上記油圧モータの回転はカップリングを介して発電機を回転させ、ここで発生した電力はバッテリに充電し、電気自動車の走行用モータその他の電力として供給する。このように、今後益々開発が必要とされる電気自動車の場合、1回の充電でどれだけ走行距離を伸ばせるかが普及の鍵となっているが、本発明のサスペンション油圧発電システムを利用すれば走行しながら、その走行に対してエネルギーの消費をしないシステムからのエネルギー供給が叶うため、相対的に航続距離が伸びることとなる。
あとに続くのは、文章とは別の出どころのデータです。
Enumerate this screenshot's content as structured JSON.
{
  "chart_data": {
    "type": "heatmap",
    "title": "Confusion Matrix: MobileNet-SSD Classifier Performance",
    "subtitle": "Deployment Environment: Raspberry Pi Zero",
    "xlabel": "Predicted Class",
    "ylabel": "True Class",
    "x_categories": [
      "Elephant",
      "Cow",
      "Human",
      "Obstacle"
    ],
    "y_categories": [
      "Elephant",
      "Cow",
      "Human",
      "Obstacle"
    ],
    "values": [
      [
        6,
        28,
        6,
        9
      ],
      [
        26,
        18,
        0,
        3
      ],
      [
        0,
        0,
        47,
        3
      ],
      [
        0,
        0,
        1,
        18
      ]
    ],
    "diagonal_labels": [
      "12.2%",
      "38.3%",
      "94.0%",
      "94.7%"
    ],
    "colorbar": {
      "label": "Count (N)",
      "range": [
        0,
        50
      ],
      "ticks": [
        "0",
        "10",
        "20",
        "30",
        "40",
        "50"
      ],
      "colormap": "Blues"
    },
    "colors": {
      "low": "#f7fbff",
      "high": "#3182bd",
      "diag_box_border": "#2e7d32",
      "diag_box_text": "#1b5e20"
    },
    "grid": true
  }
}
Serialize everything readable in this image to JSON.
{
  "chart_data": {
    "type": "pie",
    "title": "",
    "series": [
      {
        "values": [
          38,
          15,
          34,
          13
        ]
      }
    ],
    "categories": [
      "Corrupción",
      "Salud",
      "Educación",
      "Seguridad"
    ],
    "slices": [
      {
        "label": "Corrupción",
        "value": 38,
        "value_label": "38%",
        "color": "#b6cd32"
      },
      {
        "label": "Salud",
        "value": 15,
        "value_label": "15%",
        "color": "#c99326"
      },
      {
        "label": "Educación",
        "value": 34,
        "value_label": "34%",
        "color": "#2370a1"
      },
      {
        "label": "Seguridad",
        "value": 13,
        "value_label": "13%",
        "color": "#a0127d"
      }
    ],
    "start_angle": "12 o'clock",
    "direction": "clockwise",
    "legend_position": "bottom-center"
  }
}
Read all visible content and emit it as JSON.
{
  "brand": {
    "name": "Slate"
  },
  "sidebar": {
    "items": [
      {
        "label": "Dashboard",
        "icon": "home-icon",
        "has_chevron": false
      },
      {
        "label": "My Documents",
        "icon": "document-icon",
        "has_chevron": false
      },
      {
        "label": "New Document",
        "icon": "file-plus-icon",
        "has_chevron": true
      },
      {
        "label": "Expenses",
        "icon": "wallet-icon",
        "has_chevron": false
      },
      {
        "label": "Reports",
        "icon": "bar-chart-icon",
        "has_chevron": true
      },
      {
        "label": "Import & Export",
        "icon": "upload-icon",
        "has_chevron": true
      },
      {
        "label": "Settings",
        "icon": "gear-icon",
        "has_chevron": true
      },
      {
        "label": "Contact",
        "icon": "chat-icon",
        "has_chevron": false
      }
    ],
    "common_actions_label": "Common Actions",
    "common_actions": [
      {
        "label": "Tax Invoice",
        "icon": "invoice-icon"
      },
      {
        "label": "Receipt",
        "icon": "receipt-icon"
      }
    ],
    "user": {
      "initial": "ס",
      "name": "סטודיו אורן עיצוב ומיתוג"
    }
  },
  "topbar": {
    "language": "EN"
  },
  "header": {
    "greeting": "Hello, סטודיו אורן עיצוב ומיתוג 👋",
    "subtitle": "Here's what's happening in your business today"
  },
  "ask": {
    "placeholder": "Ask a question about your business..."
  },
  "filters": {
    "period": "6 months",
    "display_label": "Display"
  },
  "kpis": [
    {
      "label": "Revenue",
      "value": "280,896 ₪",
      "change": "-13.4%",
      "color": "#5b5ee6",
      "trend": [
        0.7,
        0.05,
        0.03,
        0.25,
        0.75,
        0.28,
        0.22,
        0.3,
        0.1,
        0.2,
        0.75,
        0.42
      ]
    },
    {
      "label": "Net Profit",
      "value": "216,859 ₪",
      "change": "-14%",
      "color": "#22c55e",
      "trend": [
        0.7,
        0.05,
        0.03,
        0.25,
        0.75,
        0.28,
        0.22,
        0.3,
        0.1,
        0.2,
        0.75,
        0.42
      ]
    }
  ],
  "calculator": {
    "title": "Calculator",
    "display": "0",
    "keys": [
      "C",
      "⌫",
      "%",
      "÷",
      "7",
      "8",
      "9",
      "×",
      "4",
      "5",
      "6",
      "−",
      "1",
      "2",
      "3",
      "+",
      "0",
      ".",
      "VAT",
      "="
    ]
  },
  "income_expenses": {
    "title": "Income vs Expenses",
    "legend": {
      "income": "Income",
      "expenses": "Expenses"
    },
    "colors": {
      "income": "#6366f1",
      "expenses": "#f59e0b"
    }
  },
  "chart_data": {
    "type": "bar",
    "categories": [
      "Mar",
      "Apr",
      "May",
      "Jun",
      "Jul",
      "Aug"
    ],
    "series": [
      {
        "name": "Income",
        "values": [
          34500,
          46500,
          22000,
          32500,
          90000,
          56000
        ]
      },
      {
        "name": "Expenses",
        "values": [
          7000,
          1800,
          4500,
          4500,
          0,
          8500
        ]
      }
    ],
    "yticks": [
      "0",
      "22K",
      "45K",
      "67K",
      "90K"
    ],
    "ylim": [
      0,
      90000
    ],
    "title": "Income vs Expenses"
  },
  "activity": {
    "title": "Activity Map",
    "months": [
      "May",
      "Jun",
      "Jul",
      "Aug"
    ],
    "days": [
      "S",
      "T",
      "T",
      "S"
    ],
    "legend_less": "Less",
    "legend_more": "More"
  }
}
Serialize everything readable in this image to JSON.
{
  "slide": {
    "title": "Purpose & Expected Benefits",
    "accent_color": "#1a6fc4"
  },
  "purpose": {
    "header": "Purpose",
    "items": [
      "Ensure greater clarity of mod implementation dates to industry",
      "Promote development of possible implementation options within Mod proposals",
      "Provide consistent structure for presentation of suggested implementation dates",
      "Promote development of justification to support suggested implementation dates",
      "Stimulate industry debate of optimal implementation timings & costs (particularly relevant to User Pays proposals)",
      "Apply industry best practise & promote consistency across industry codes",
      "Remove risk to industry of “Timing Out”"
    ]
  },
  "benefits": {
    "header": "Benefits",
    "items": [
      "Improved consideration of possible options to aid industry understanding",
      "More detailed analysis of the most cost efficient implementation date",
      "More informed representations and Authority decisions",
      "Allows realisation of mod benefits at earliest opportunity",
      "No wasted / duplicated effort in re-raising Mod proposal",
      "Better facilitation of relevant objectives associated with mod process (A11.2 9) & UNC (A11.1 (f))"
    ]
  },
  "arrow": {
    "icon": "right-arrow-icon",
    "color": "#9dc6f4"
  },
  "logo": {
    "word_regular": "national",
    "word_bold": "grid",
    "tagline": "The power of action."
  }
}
またハイブリッド車は、走行は電動モータで行い発電を従来のガソリンエンジンが発電機を回して行ない、発電した電力をバッテリに充電しその充電された電力で電動モータを回して走行している。ここではバッテリの充電量が少なくなった場合にエンジンを始動させ発電を行う。バッテリが満充電になればエンジンは停止し、総合的にエンジンの始動時間を減らして燃費を良くしている。
ここに本発明におけるサスペンション油圧発電システムを併用すれば、通常走行中に油圧モータで発電機を回し充電を行い、それでもバッテリの充電量が足りなくなった場合エンジンを始動すれば、総合的にますます燃料の消費量が減り燃費の向上が得られる。
本発明におけるサスペンション油圧発電システムではサスペンションの上下運動のエネルギーを一旦油圧に変換し、その圧油で直接油圧モータを駆動し発電を行っているため、例えば小刻みな路面の振動さえも圧油に変換することができ、且つ高速走行時の高周波の振動や車輪の突き上げ状態でのピーク振動もアキュームレータで吸収し一時蓄積を行うことでエネルギー損失の少ないシステムを形成している。
また、同じく本発明におけるサスペンション油圧発電システムでは発電量はその搭載する自動車の車体重量に関係しているため、重量の重い大型車やトレーラなど車輪が多数搭載した車ほど発電量は大きくなる。そのためバッテリの搭載量も少なく設定でき全体重量の軽減に繋がりエネルギー消費も抑えることが出来る。
また、列車や電車の場合、発電所から供給された電力を架線から取り込み電動機を回して走行するが、本発明のサスペンション油圧発電システムを搭載すれば相対的に消費電力を抑えることができエネルギーの消費を減らすことができる。
以下、本発明の実施の形態について、図面に基づいて説明する。
(実施の形態1)
図1は、本発明の実施の形態1におけるサスペンション油圧発電システムで電気自動車の乗用車用フロントサスペンションを模式的に示す斜視図である。図3は同じく本発明の実施の形態1におけるサスペンション油圧発電システムのサスペンションと油圧回路の動作原理を示すJIS油圧記号回路図である。図4は同じく本発明の実施の形態1におけるサスペンション油圧発電システムの自動車1台分の全体油圧経路を示すJIS油圧記号回路図である。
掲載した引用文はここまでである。